The Bechdel, Russo, and Race Test: Oh My Ghostess – Season 1, Episode 13

On Oh My Ghostess, episode 13, after Sun-Woo learned that Bong-Sun had been possessed by a ghost, things became tense between the two. Sun-Woo wasn’t sure what to think, believe or feel so Bong-Sun quit working at the restaurant and left Sun-Woo’s home.

The Bechdel, Russo, and Race Test

Episode 13 passed the Bechdel and race test but it did not pass the Russo test.

Episode 13 passed the Bechdel test because there were two instances where named women talked to each other without mentioning men (e.g., Soon-Ae told Bong-Sun that she needed to talk to her and there was a flashback scene to when the shaman had told Professor Lee that the restaurant had a strange aura). The episode also passed the race test, and the episode passed this test because the entire cast was Asian and White people were never mentioned by any of the characters.

In regards to the Russo test, there were no LGBTI characters in episode 13 so the episode did not pass this test.
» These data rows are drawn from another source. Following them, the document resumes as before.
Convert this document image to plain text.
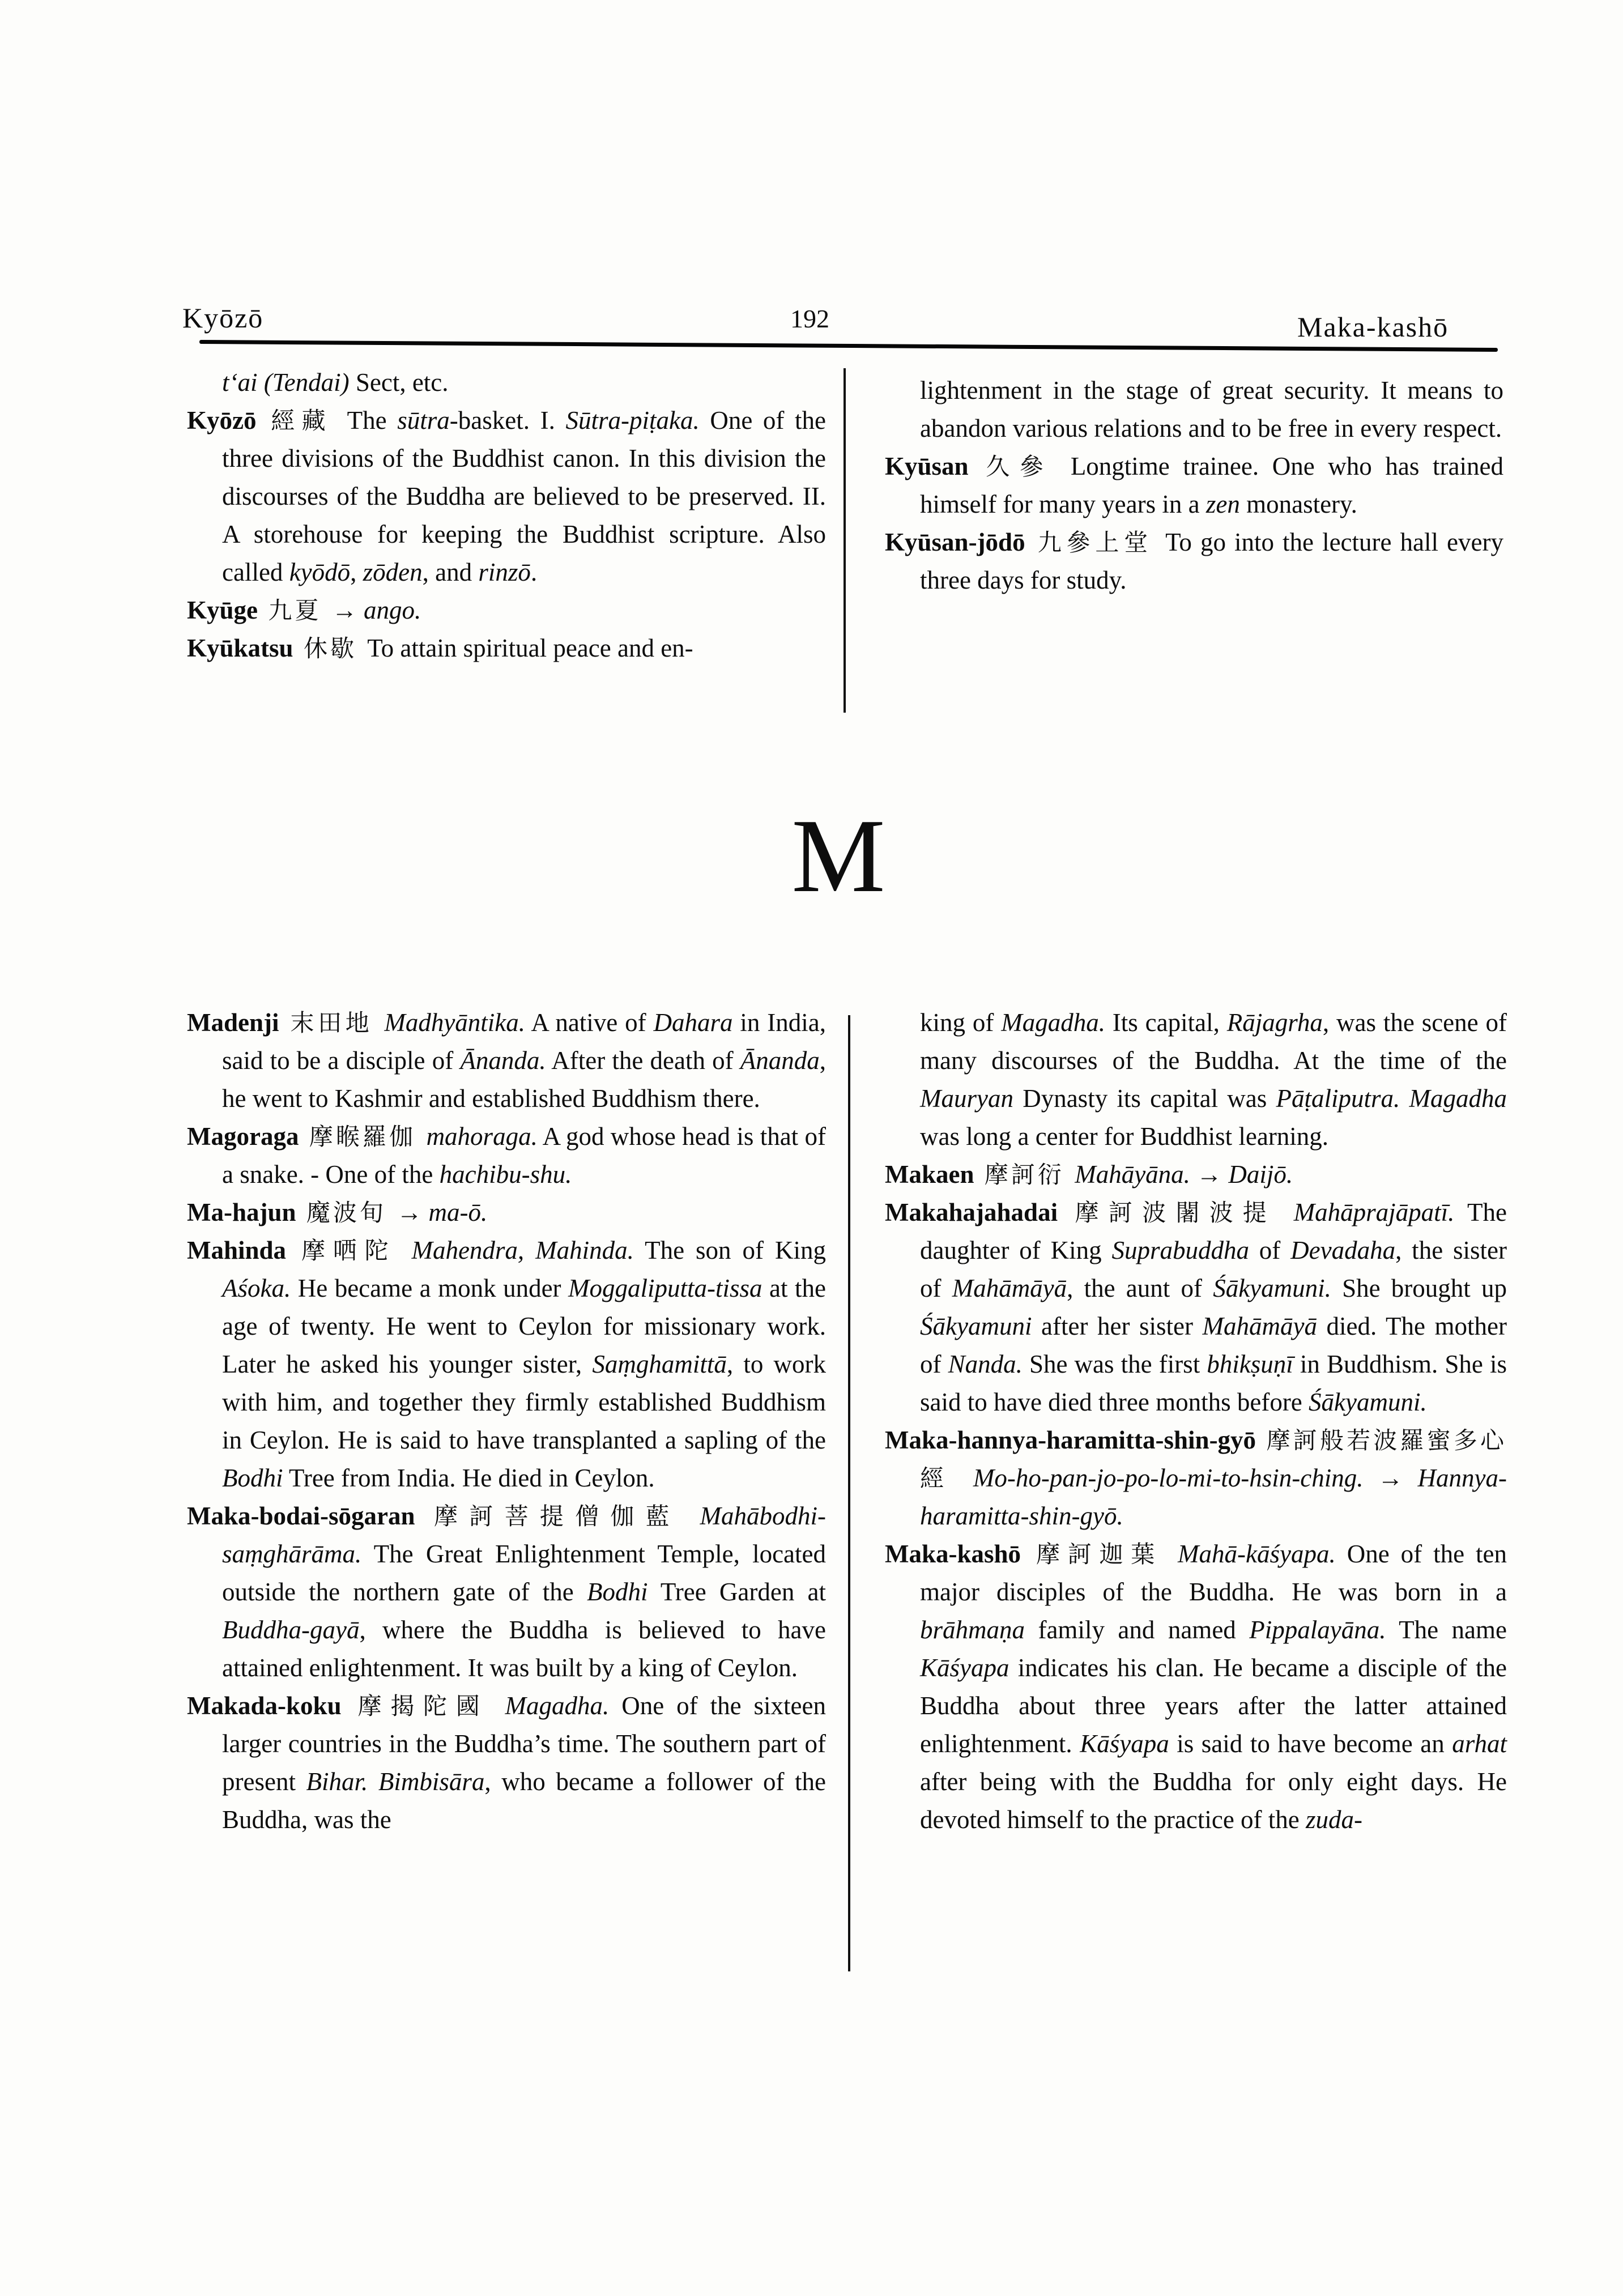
Kyōzō	192	Maka-kashō

t‘ai (Tendai) Sect, etc.

Kyōzō 經藏 The sūtra-basket. I. Sūtra-piṭaka. One of the three divisions of the Buddhist canon. In this division the discourses of the Buddha are believed to be preserved. II. A storehouse for keeping the Buddhist scripture. Also called kyōdō, zōden, and rinzō.

Kyūge 九夏 → ango.

Kyūkatsu 休歇 To attain spiritual peace and en-

lightenment in the stage of great security. It means to abandon various relations and to be free in every respect.

Kyūsan 久參 Longtime trainee. One who has trained himself for many years in a zen monastery.

Kyūsan-jōdō 九參上堂 To go into the lecture hall every three days for study.

M

Madenji 末田地 Madhyāntika. A native of Dahara in India, said to be a disciple of Ānanda. After the death of Ānanda, he went to Kashmir and established Buddhism there.

Magoraga 摩睺羅伽 mahoraga. A god whose head is that of a snake. - One of the hachibu-shu.

Ma-hajun 魔波旬 → ma-ō.

Mahinda 摩哂陀 Mahendra, Mahinda. The son of King Aśoka. He became a monk under Moggaliputta-tissa at the age of twenty. He went to Ceylon for missionary work. Later he asked his younger sister, Saṃghamittā, to work with him, and together they firmly established Buddhism in Ceylon. He is said to have transplanted a sapling of the Bodhi Tree from India. He died in Ceylon.

Maka-bodai-sōgaran 摩訶菩提僧伽藍 Mahābodhi-saṃghārāma. The Great Enlightenment Temple, located outside the northern gate of the Bodhi Tree Garden at Buddha-gayā, where the Buddha is believed to have attained enlightenment. It was built by a king of Ceylon.

Makada-koku 摩揭陀國 Magadha. One of the sixteen larger countries in the Buddha’s time. The southern part of present Bihar. Bimbisāra, who became a follower of the Buddha, was the

king of Magadha. Its capital, Rājagrha, was the scene of many discourses of the Buddha. At the time of the Mauryan Dynasty its capital was Pāṭaliputra. Magadha was long a center for Buddhist learning.

Makaen 摩訶衍 Mahāyāna. → Daijō.

Makahajahadai 摩訶波闍波提 Mahāprajāpatī. The daughter of King Suprabuddha of Devadaha, the sister of Mahāmāyā, the aunt of Śākyamuni. She brought up Śākyamuni after her sister Mahāmāyā died. The mother of Nanda. She was the first bhikṣuṇī in Buddhism. She is said to have died three months before Śākyamuni.

Maka-hannya-haramitta-shin-gyō 摩訶般若波羅蜜多心經 Mo-ho-pan-jo-po-lo-mi-to-hsin-ching. → Hannya-haramitta-shin-gyō.

Maka-kashō 摩訶迦葉 Mahā-kāśyapa. One of the ten major disciples of the Buddha. He was born in a brāhmaṇa family and named Pippalayāna. The name Kāśyapa indicates his clan. He became a disciple of the Buddha about three years after the latter attained enlightenment. Kāśyapa is said to have become an arhat after being with the Buddha for only eight days. He devoted himself to the practice of the zuda-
*The Bechdel test entails three requirements:
1. It has to have at least two (named) women in it
2. Who talk to each other
3. About something besides a man

**The Vito Russo test entails three requirements:
1. The show contains a character that is identifiably lesbian, gay, bisexual, intersex and/or transgender
2. The character must not be solely or predominately defined by her sexual orientation, gender identity and/or as being intersex
3.The character must be tied into the plot in such a way that her removal would have a significant effect

***The race or people of color (POC) test has three requirements:
1. It has two people of color in it
2. Who talk to each other
3. About something other than a White person

****Just because a show passes the Bechdel, Russo and race test does not mean that it is not sexist, heterosexist, racist and/or cissexist, etc. The Bechdel, Russo and race test is only a bare minimum qualifier for the representation of LGBTI individuals, women and people of color in television. The failure to pass these tests also does not identify whether the central character was a woman, a person of color or a LGBTQI individual and it does not dictate the quality of the show.